Cioccolato Trappisti

Oltre 100 anni di storia

La Storia

1880 - 1906 Inizio

I romani scoprono un bene prezioso: il cioccolato.
La storia inizia con la prima produzione di cioccolata, collocata negli ambienti delle catacombe di S.Callisto, a Roma.
Ad inventare il prodotto, sul finire del XIX secolo, furono i monaci trappisti, un ordine di derivazione cistercense che proviene dalla città di Trappes in Francia. La ricetta del cioccolato trappista venne esportata a Roma da alcuni monaci olandesi.
Subito la cioccolata dei frati si distinse per genuinità e qualità, tanto da guadagnare riconoscimenti alla Fiera di Bordeaux nel 1896 e all’esposizione internazionale di Milano del 1906.

1906 - 1947 Novecento

Agli inizi del novecento, la diffusione del prodotto aumenta grazie alla creazione di uno spaccio di prodotti Trappisti gestito dalla famiglia Rugghia, che da qui inizierà a collaborare con la Comunità dei Padri Trappisti per la produzione e vendita del cioccolato.
Il punto si situa tutt’ora dove sorge l’abbazia delle Tre Fontane, a Roma sulla via Laurentina.
Le tavolette di cioccolata, affiancate da altri prodotti dei monaci, divennero tradizione per i romani e i pellegrini di passaggio nell’antico monastero.
Per far fronte alla sempre maggiore richiesta di cioccolato, dal 1947 la produzione viene trasferita nell’attuale sede di Frattocchie di Marino, all’interno di un altro monastero trappista.
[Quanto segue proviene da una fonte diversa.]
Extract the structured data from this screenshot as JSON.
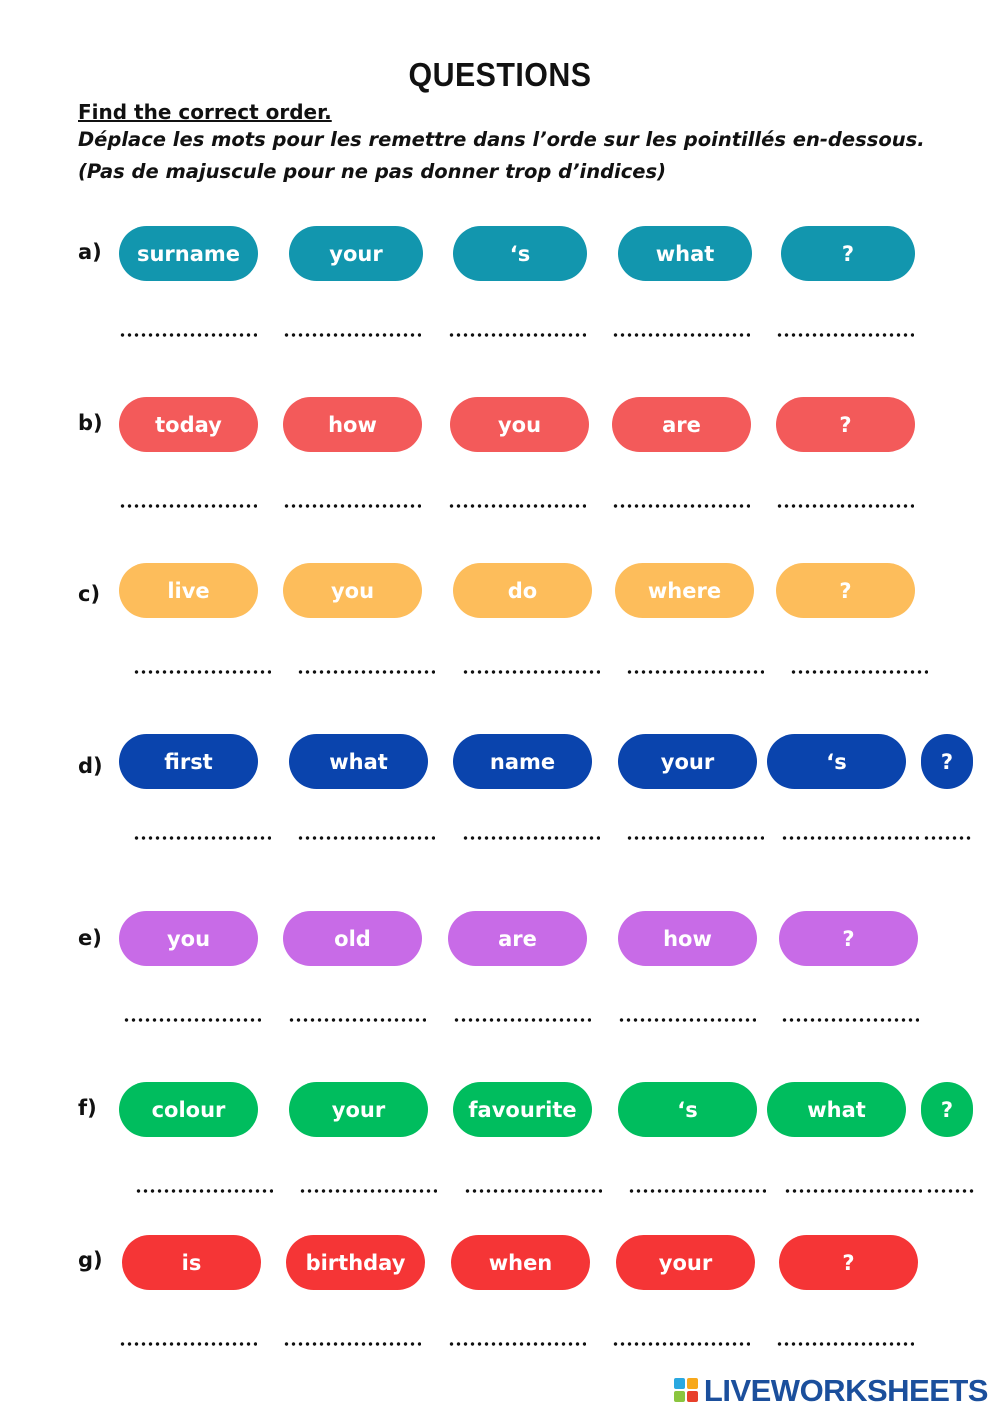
{
  "title": "QUESTIONS",
  "instructions": {
    "line1": "Find the correct order.",
    "line2": "Déplace les mots pour les remettre dans l’orde sur les pointillés en-dessous.",
    "line3": "(Pas de majuscule pour ne pas donner trop d’indices)"
  },
  "exercises": [
    {
      "label": "a)",
      "color": "#1296ae",
      "words": [
        "surname",
        "your",
        "‘s",
        "what",
        "?"
      ]
    },
    {
      "label": "b)",
      "color": "#f35a5a",
      "words": [
        "today",
        "how",
        "you",
        "are",
        "?"
      ]
    },
    {
      "label": "c)",
      "color": "#fdbd5b",
      "words": [
        "live",
        "you",
        "do",
        "where",
        "?"
      ]
    },
    {
      "label": "d)",
      "color": "#0a44ad",
      "words": [
        "first",
        "what",
        "name",
        "your",
        "‘s",
        "?"
      ]
    },
    {
      "label": "e)",
      "color": "#c86be7",
      "words": [
        "you",
        "old",
        "are",
        "how",
        "?"
      ]
    },
    {
      "label": "f)",
      "color": "#00bd5e",
      "words": [
        "colour",
        "your",
        "favourite",
        "‘s",
        "what",
        "?"
      ]
    },
    {
      "label": "g)",
      "color": "#f53536",
      "words": [
        "is",
        "birthday",
        "when",
        "your",
        "?"
      ]
    }
  ],
  "brand": {
    "name": "LIVEWORKSHEETS",
    "color": "#1b4f9c"
  }
}
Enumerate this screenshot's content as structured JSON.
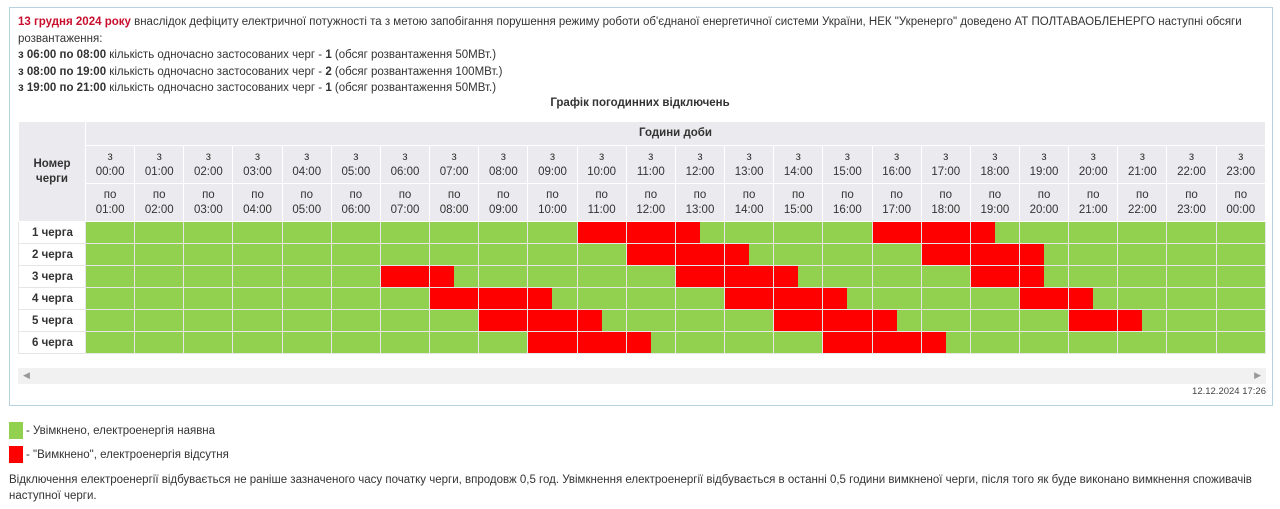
{
  "intro": {
    "date": "13 грудня 2024 року",
    "text": " внаслідок дефіциту електричної потужності та з метою запобігання порушення режиму роботи об'єднаної енергетичної системи України, НЕК \"Укренерго\" доведено АТ ПОЛТАВАОБЛЕНЕРГО наступні обсяги розвантаження:",
    "lines": [
      {
        "range": "з 06:00 по 08:00",
        "text": " кількість одночасно застосованих черг - ",
        "count": "1",
        "tail": " (обсяг розвантаження 50МВт.)"
      },
      {
        "range": "з 08:00 по 19:00",
        "text": " кількість одночасно застосованих черг - ",
        "count": "2",
        "tail": " (обсяг розвантаження 100МВт.)"
      },
      {
        "range": "з 19:00 по 21:00",
        "text": " кількість одночасно застосованих черг - ",
        "count": "1",
        "tail": " (обсяг розвантаження 50МВт.)"
      }
    ]
  },
  "table_title": "Графік погодинних відключень",
  "table": {
    "corner": "Номер черги",
    "hours_header": "Години доби",
    "from_word": "з",
    "to_word": "по",
    "hours": [
      "00:00",
      "01:00",
      "02:00",
      "03:00",
      "04:00",
      "05:00",
      "06:00",
      "07:00",
      "08:00",
      "09:00",
      "10:00",
      "11:00",
      "12:00",
      "13:00",
      "14:00",
      "15:00",
      "16:00",
      "17:00",
      "18:00",
      "19:00",
      "20:00",
      "21:00",
      "22:00",
      "23:00"
    ],
    "to_hours": [
      "01:00",
      "02:00",
      "03:00",
      "04:00",
      "05:00",
      "06:00",
      "07:00",
      "08:00",
      "09:00",
      "10:00",
      "11:00",
      "12:00",
      "13:00",
      "14:00",
      "15:00",
      "16:00",
      "17:00",
      "18:00",
      "19:00",
      "20:00",
      "21:00",
      "22:00",
      "23:00",
      "00:00"
    ],
    "queues": [
      {
        "label": "1 черга",
        "outages": [
          [
            10,
            12.5
          ],
          [
            16,
            18.5
          ]
        ]
      },
      {
        "label": "2 черга",
        "outages": [
          [
            11,
            13.5
          ],
          [
            17,
            19.5
          ]
        ]
      },
      {
        "label": "3 черга",
        "outages": [
          [
            6,
            7.5
          ],
          [
            12,
            14.5
          ],
          [
            18,
            19.5
          ]
        ]
      },
      {
        "label": "4 черга",
        "outages": [
          [
            7,
            9.5
          ],
          [
            13,
            15.5
          ],
          [
            19,
            20.5
          ]
        ]
      },
      {
        "label": "5 черга",
        "outages": [
          [
            8,
            10.5
          ],
          [
            14,
            16.5
          ],
          [
            20,
            21.5
          ]
        ]
      },
      {
        "label": "6 черга",
        "outages": [
          [
            9,
            11.5
          ],
          [
            15,
            17.5
          ]
        ]
      }
    ]
  },
  "timestamp": "12.12.2024 17:26",
  "legend": [
    {
      "color": "#92d050",
      "text": "- Увімкнено, електроенергія наявна"
    },
    {
      "color": "#ff0000",
      "text": "- \"Вимкнено\", електроенергія відсутня"
    }
  ],
  "note": "Відключення електроенергії відбувається не раніше зазначеного часу початку черги, впродовж 0,5 год. Увімкнення електроенергії відбувається в останні 0,5 години вимкненої черги, після того як буде виконано вимкнення споживачів наступної черги.",
  "colors": {
    "on": "#92d050",
    "off": "#ff0000"
  }
}
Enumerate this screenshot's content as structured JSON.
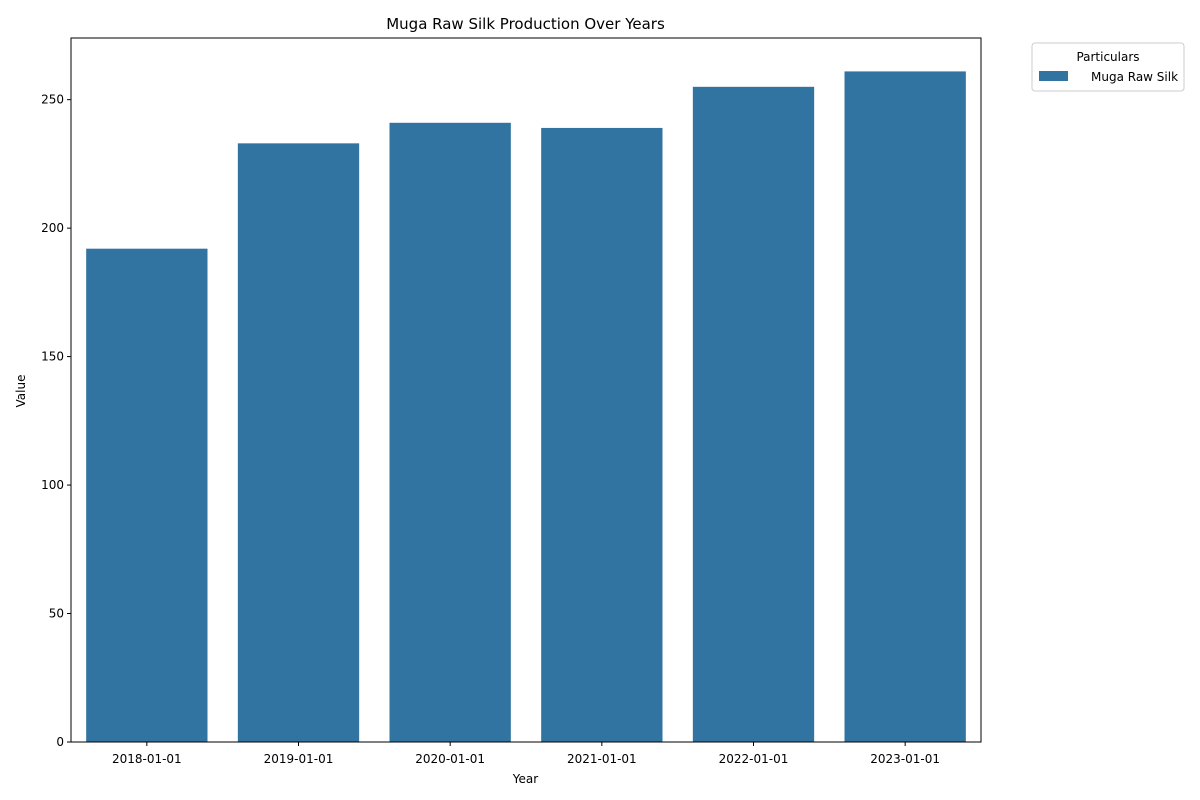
{
  "chart_data": {
    "type": "bar",
    "title": "Muga Raw Silk Production Over Years",
    "xlabel": "Year",
    "ylabel": "Value",
    "categories": [
      "2018-01-01",
      "2019-01-01",
      "2020-01-01",
      "2021-01-01",
      "2022-01-01",
      "2023-01-01"
    ],
    "series": [
      {
        "name": "Muga Raw Silk",
        "values": [
          192,
          233,
          241,
          239,
          255,
          261
        ],
        "color": "#3274a1"
      }
    ],
    "ylim": [
      0,
      274
    ],
    "yticks": [
      0,
      50,
      100,
      150,
      200,
      250
    ],
    "grid": false,
    "legend": {
      "title": "Particulars",
      "placement": "outside-top-right"
    }
  }
}
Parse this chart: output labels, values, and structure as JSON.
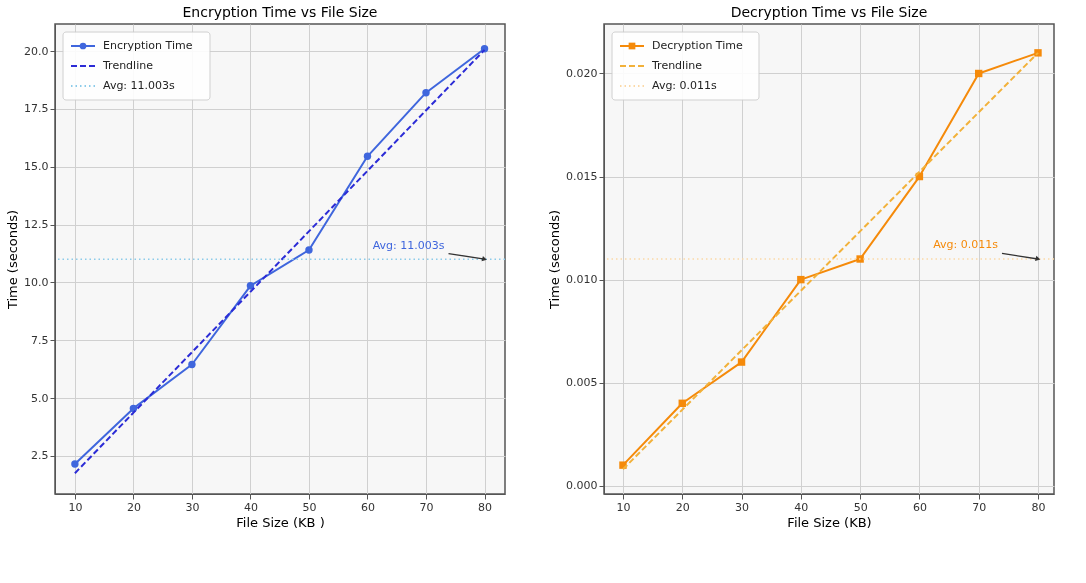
{
  "chart_data": [
    {
      "type": "line",
      "title": "Encryption Time vs File Size",
      "xlabel": "File Size (KB )",
      "ylabel": "Time (seconds)",
      "xlim": [
        6.6,
        83.5
      ],
      "ylim": [
        0.85,
        21.17
      ],
      "xticks": [
        10,
        20,
        30,
        40,
        50,
        60,
        70,
        80
      ],
      "yticks": [
        2.5,
        {
          "value": 5,
          "label": "5.0"
        },
        7.5,
        {
          "value": 10,
          "label": "10.0"
        },
        12.5,
        {
          "value": 15,
          "label": "15.0"
        },
        17.5,
        {
          "value": 20,
          "label": "20.0"
        }
      ],
      "grid": true,
      "legend": "top left",
      "series": [
        {
          "name": "Encryption Time",
          "color": "#3f66dd",
          "marker": "circle",
          "line_style": "solid",
          "x": [
            10,
            20,
            30,
            40,
            50,
            60,
            70,
            80
          ],
          "values": [
            2.15,
            4.55,
            6.45,
            9.85,
            11.4,
            15.45,
            18.2,
            20.1
          ]
        },
        {
          "name": "Trendline",
          "color": "#2b2bd6",
          "marker": "none",
          "line_style": "dashed",
          "x": [
            10,
            80
          ],
          "values": [
            1.75,
            20.05
          ]
        }
      ],
      "ref_lines": [
        {
          "axis": "y",
          "value": 11.003,
          "label": "Avg: 11.003s",
          "color": "#8ccbea",
          "line_style": "dotted"
        }
      ],
      "annotations": [
        {
          "text": "Avg: 11.003s",
          "x": 80,
          "y": 11.003
        }
      ]
    },
    {
      "type": "line",
      "title": "Decryption Time vs File Size",
      "xlabel": "File Size (KB)",
      "ylabel": "Time (seconds)",
      "xlim": [
        6.8,
        82.7
      ],
      "ylim": [
        -0.0004,
        0.0224
      ],
      "xticks": [
        10,
        20,
        30,
        40,
        50,
        60,
        70,
        80
      ],
      "yticks": [
        {
          "value": 0,
          "label": "0.000"
        },
        0.005,
        {
          "value": 0.01,
          "label": "0.010"
        },
        0.015,
        {
          "value": 0.02,
          "label": "0.020"
        }
      ],
      "grid": true,
      "legend": "top left",
      "series": [
        {
          "name": "Decryption Time",
          "color": "#f58a0a",
          "marker": "square",
          "line_style": "solid",
          "x": [
            10,
            20,
            30,
            40,
            50,
            60,
            70,
            80
          ],
          "values": [
            0.001,
            0.004,
            0.006,
            0.01,
            0.011,
            0.015,
            0.02,
            0.021
          ]
        },
        {
          "name": "Trendline",
          "color": "#f2b13a",
          "marker": "none",
          "line_style": "dashed",
          "x": [
            10,
            80
          ],
          "values": [
            0.0008,
            0.021
          ]
        }
      ],
      "ref_lines": [
        {
          "axis": "y",
          "value": 0.011,
          "label": "Avg: 0.011s",
          "color": "#fbd9a8",
          "line_style": "dotted"
        }
      ],
      "annotations": [
        {
          "text": "Avg: 0.011s",
          "x": 80,
          "y": 0.011
        }
      ]
    }
  ]
}
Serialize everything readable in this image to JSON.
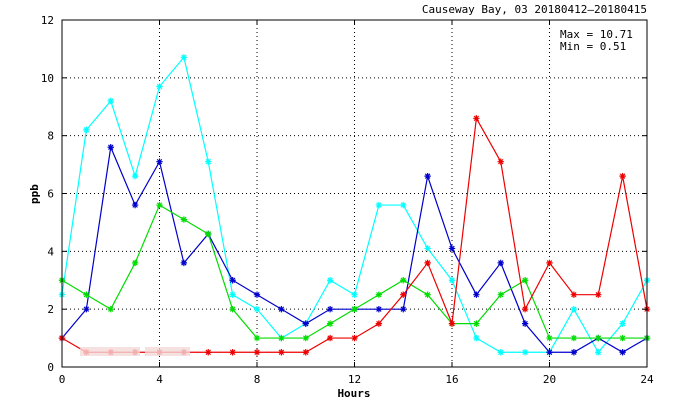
{
  "chart_data": {
    "type": "line",
    "title": "Causeway Bay, 03 20180412–20180415",
    "xlabel": "Hours",
    "ylabel": "ppb",
    "xlim": [
      0,
      24
    ],
    "ylim": [
      0,
      12
    ],
    "x_ticks": [
      0,
      4,
      8,
      12,
      16,
      20,
      24
    ],
    "y_ticks": [
      0,
      2,
      4,
      6,
      8,
      10,
      12
    ],
    "grid": true,
    "grid_style": "dotted",
    "marker": "asterisk",
    "stats": {
      "max_label": "Max = 10.71",
      "min_label": "Min =  0.51"
    },
    "x": [
      0,
      1,
      2,
      3,
      4,
      5,
      6,
      7,
      8,
      9,
      10,
      11,
      12,
      13,
      14,
      15,
      16,
      17,
      18,
      19,
      20,
      21,
      22,
      23,
      24
    ],
    "series": [
      {
        "color": "#00ffff",
        "values": [
          2.5,
          8.2,
          9.2,
          6.6,
          9.7,
          10.71,
          7.1,
          2.5,
          2.0,
          1.0,
          1.5,
          3.0,
          2.5,
          5.6,
          5.6,
          4.1,
          3.0,
          1.0,
          0.51,
          0.51,
          0.51,
          2.0,
          0.51,
          1.5,
          3.0
        ]
      },
      {
        "color": "#0000cc",
        "values": [
          1.0,
          2.0,
          7.6,
          5.6,
          7.1,
          3.6,
          4.6,
          3.0,
          2.5,
          2.0,
          1.5,
          2.0,
          2.0,
          2.0,
          2.0,
          6.6,
          4.1,
          2.5,
          3.6,
          1.5,
          0.51,
          0.51,
          1.0,
          0.51,
          1.0
        ]
      },
      {
        "color": "#00dd00",
        "values": [
          3.0,
          2.5,
          2.0,
          3.6,
          5.6,
          5.1,
          4.6,
          2.0,
          1.0,
          1.0,
          1.0,
          1.5,
          2.0,
          2.5,
          3.0,
          2.5,
          1.5,
          1.5,
          2.5,
          3.0,
          1.0,
          1.0,
          1.0,
          1.0,
          1.0
        ]
      },
      {
        "color": "#ee0000",
        "values": [
          1.0,
          0.51,
          0.51,
          0.51,
          0.51,
          0.51,
          0.51,
          0.51,
          0.51,
          0.51,
          0.51,
          1.0,
          1.0,
          1.5,
          2.5,
          3.6,
          1.5,
          8.6,
          7.1,
          2.0,
          3.6,
          2.5,
          2.5,
          6.6,
          2.0
        ]
      }
    ]
  }
}
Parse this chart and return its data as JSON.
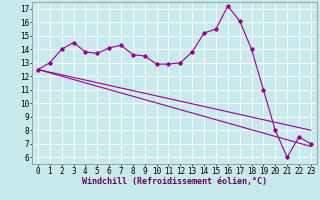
{
  "title": "",
  "xlabel": "Windchill (Refroidissement éolien,°C)",
  "ylabel": "",
  "bg_color": "#c8eaea",
  "grid_color": "#ffffff",
  "line_color": "#990099",
  "xlim": [
    -0.5,
    23.5
  ],
  "ylim": [
    5.5,
    17.5
  ],
  "xticks": [
    0,
    1,
    2,
    3,
    4,
    5,
    6,
    7,
    8,
    9,
    10,
    11,
    12,
    13,
    14,
    15,
    16,
    17,
    18,
    19,
    20,
    21,
    22,
    23
  ],
  "yticks": [
    6,
    7,
    8,
    9,
    10,
    11,
    12,
    13,
    14,
    15,
    16,
    17
  ],
  "data_x": [
    0,
    1,
    2,
    3,
    4,
    5,
    6,
    7,
    8,
    9,
    10,
    11,
    12,
    13,
    14,
    15,
    16,
    17,
    18,
    19,
    20,
    21,
    22,
    23
  ],
  "data_y": [
    12.5,
    13.0,
    14.0,
    14.5,
    13.8,
    13.7,
    14.1,
    14.3,
    13.6,
    13.5,
    12.9,
    12.9,
    13.0,
    13.8,
    15.2,
    15.5,
    17.2,
    16.1,
    14.0,
    11.0,
    8.0,
    6.0,
    7.5,
    7.0
  ],
  "trend1_x": [
    0,
    23
  ],
  "trend1_y": [
    12.5,
    8.0
  ],
  "trend2_x": [
    0,
    23
  ],
  "trend2_y": [
    12.5,
    6.8
  ],
  "tick_font_size": 5.5,
  "xlabel_font_size": 6.0,
  "marker": "D",
  "marker_size": 1.8,
  "line_width": 0.8
}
1947 - 1973 Consolidamento

Sono gli anni in cui oltre alla produzione delle tavolette di cioccolato, distinguibili per gli accesi colori delle confezioni, si aggiunge quella di torrone e uova di Pasqua, il cioccolato Trappisti diventa un prodotto di riferimento per le famiglie romane durante le festività natalizie e pasquali.
Nel frattempo si consolida il rapporto tra la famiglia Rugghia e la comunità dei monaci, fino ad arrivare nel 1973 all’acquisto de “Il Cioccolato di Roma” da parte della famiglia.
La produzione viene mantenuta all’interno della fabbrica di Frattocchie e il cioccolato continua ad essere commercializzato dalla famiglia Rugghia utilizzando il marchio distintivo “Cioccolato Trappisti”.

1973 - 2000 Garanzia

Con l’arrivo del nuovo secolo avviene il passaggio di testimone, alle soglie del duemila la direzione dell’azienda passa da Antonio Rugghia a suo figlio Giuseppe Rugghia, garantendo la continuità della tradizione.
Prosegue la produzione di cioccolato nel solco della preziosa eredità, tutto continua ad essere lavorato con gli antichi macchinari, non cambiano l’impasto, la raffinazione e la modellazione.
Negli anni ’80 viene introdotta una nuova confezione in formato “tascabile”, ricalcando i colori accesi delle già esistenti tavolette di cioccolato.
Oltre alle tavolette di cioccolato puro, nel 2000, si aggiunge alla gamma la crema di cioccolato spalmabile alle nocciole e al fondente.
Il "Cioccolato Trappisti" continua ad essere distribuita in tutta Italia e nel mondo, la scelta dei rivenditori avviene con particolare cura, cercando di preservare la qualità del prodotto per garantire ai clienti la stessa esperienza di gusto dal 1890.